A year later the artist built a house with a studio, modelled on that of Rubens. The chronicler Effner described it thus: On the upper floor there was the painter’s studio. A characteristic feature of the room were six tall, arched windows, two of which were on western side, the other two on the northern and the remaining two on the eastern side. Above the ones facing west there was a large, round window, letting inside light from the above. All the windows, similarly to windows encountered in churches, had panes made of glass and their frames were lead. The artist’s house was burnt down completely in the great fire of 1849, so that nothing of it has remained to the present day. In 1662 Willmann married Helena Liszkowa, a woman famous for her beauty. As far as the private life of the artist is concerned, we know from his will that he enjoyed “44 years of a good marriage” and was a happy father of five children, two of whom followed their father’s career.
In the course of his first years in Lubiąż, Willmann produced twelve monumental works. Ever since its establishment, Willmann’s workshop had incessantly been admitting new apprentices. The painter’s reputation secured for his workshop a number of commissions from all over Silesia, Czech and Germany. The majority of them, however, could not be realized, as their number by far exceeded the abilities of the master and his school. Apart from Lubiąż, Willmann also painted for Cistercian abbeys in Krzeszów, Tarnów, Trzebnica and Kamieniec.
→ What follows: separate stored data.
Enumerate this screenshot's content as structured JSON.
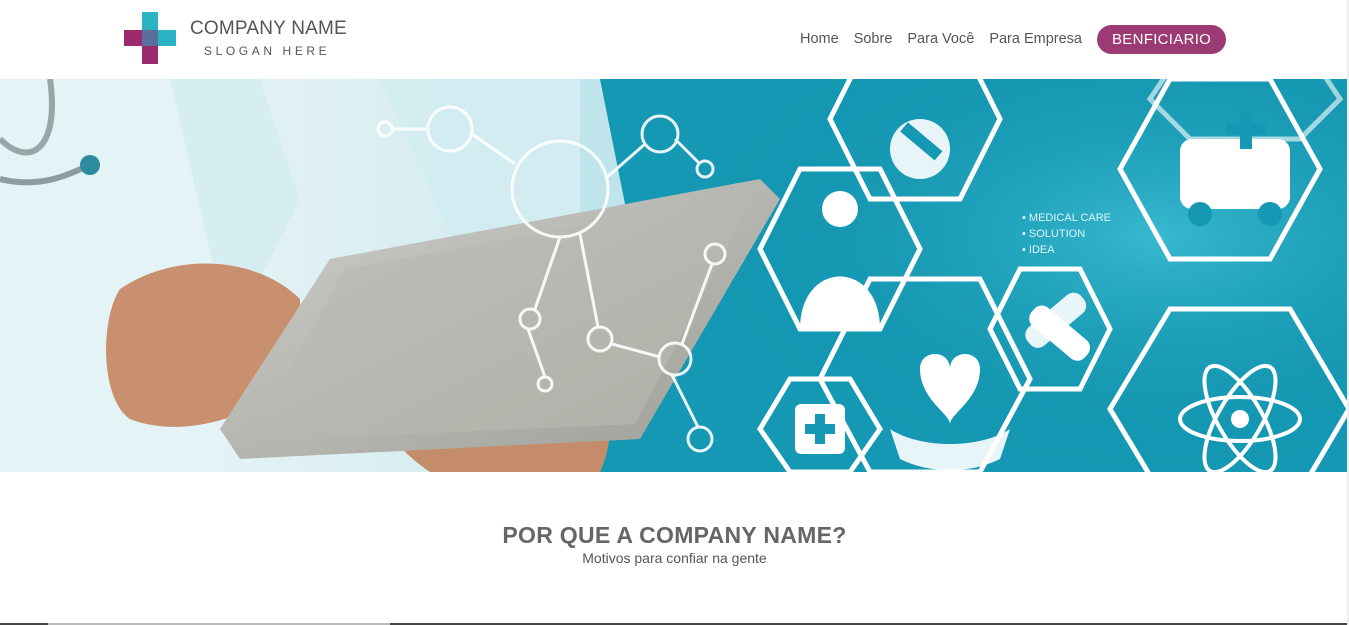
{
  "brand": {
    "name": "COMPANY NAME",
    "slogan": "SLOGAN HERE",
    "colors": {
      "teal": "#2ab3c2",
      "magenta": "#9c2a6c"
    }
  },
  "nav": {
    "items": [
      {
        "label": "Home"
      },
      {
        "label": "Sobre"
      },
      {
        "label": "Para Você"
      },
      {
        "label": "Para Empresa"
      }
    ],
    "cta_label": "BENFICIARIO",
    "cta_color": "#9c3a74"
  },
  "hero": {
    "image_text": [
      "• MEDICAL CARE",
      "• SOLUTION",
      "• IDEA"
    ]
  },
  "section": {
    "title": "POR QUE A COMPANY NAME?",
    "subtitle": "Motivos para confiar na gente"
  }
}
He also accepted commissions from individual lay patrons of the arts.
It is difficult to establish the exact number of paintings, sketches and frescoes, authored by Willmann. There are about 300 known works of the master and almost twice as many of his workshop, dispersed all over Poland and beyond its boundaries. A portion of his artistic legacy remains in the post-Cistercian monastic complexes of Lower Silesia. Some paintings were removed from Lubiąż to Warsaw after 1952 to be displayed in local churches or in Warsaw’s National Museum. A large collection is owned by the National Museum in Wrocław, two paintings are in Augsburg and one in Nuremberg. There is also an unspecified number of works in the Czech Republic and Moravia.
According to Bożena Sreinborn from the National Museum in Wrocław, the works of Michael Willmann “shaped the culture of the 18th century Silesia, whose school of painting owes Willmann a new period of greatness and fame”.
Willmann died in Lubiąż on 26th August, 1706 and was buried in the convent’s crypt in the monastery church, which contravened the monastic rule but was a mark of respect and great esteem on the part of the Cistercians. Willmann’s embalmed body rested in the crypt to the end of World War II. After 1945 the crypt containing the body of the artist and more than 200 monks was repeatedly plundered and devastated. It was only in 1989 that a team of anthropologists and art historians from the Institute of Archeology of the Polish Academy of Sciences and the Department of the History of Art at the University of Wrocław conducted scientific research and conservation works in the crypt. Thanks to the historical and iconographic materials, collected beforehand, the scientists were able to identify Willmann’s corpse and put it in a Baroque coffin. The research, conducted by the scientists from Wrocław was completed with the painter’s reburial, which took place on March 3rd, 1990 and was attended by many inhabitants of Lubiąż. The funeral rites were performed by the metropolitan of Wrocław, cardinal Henryk Gulbinowicz.